Talking About Alternative & Complementary Treatments With Your Doctor
In our four-part series of interviews with gastroenterologist Dr. Neilanjan Nandi, he will be answering patient questions on all-things IBD. Next up is Matt Nagin, who asks about alternative treatments for Crohn's disease and ulcerative colitis.
Frame the conversation with your doctor
As someone who’s been living with Crohn's for 30 years, Matt shares challenges he’s had in talking to doctors about alternative treatments. When met with skepticism, Matt asks, "Is there a way to bridge the divide as a patient ... so you can feel more on the same page?"
Dr. Nandi says that it’s all about how we approach the conversation. He makes recommendations for framing the conversation:
- Cite where you heard about a treatment: A doctor is more likely to be receptive to something you saw from a reputable foundation or symposium.
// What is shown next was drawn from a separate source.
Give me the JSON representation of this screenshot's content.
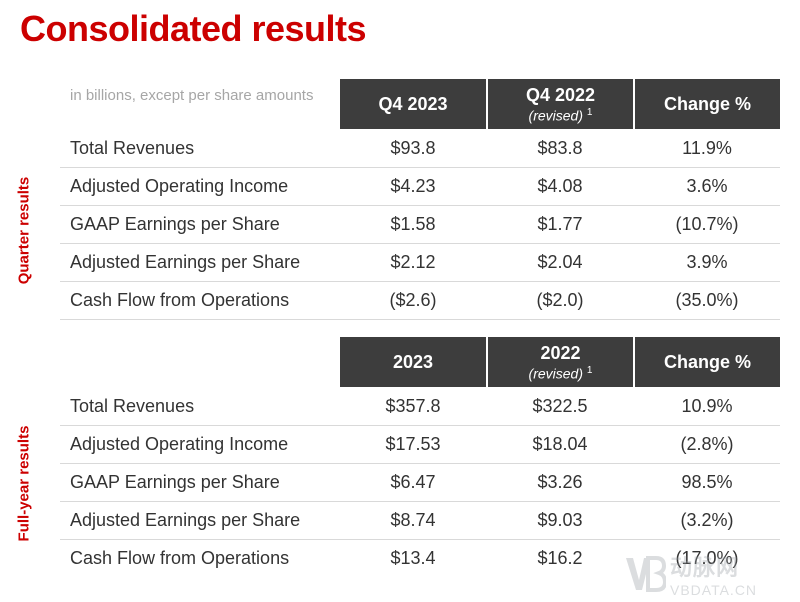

- Consider using "complementary" instead of "alternative": The word "alternative" can sometimes have a negative connotation, meaning "instead of." If you’re looking to pair your medication with a complementary therapy, your doctor may be more receptive.
- Verbalize respect on both sides: Dr. Nandi says physicians should verbalize their respect for a patient's opinions and desires in shared decision-making. He also says, as a patient, you should verbalize your respect for their professional opinion. Dr. Nandi gives the example, "'Hey doc, I want to listen to you because you’re trained to read and interpret and understand this information. What are the risks and benefits of this complementary therapy?'"
Pursuing alternative and complementary therapies
Matt also asks about a variety of specific treatments he’s heard discussed in the IBD community. Dr. Nandi offers his experience with each, but says there are two key things to do when considering any treatment:
- Talk to your doctor: Keep them in the loop if you start something new. There may be complications or drug interactions you need to know about.
- Assess the risk: Is this therapy low risk or high risk? Is it worth the risk?
"It’s OK to search 'Dr. Google,'" Dr. Nandi says. "But then verify it with your clinician."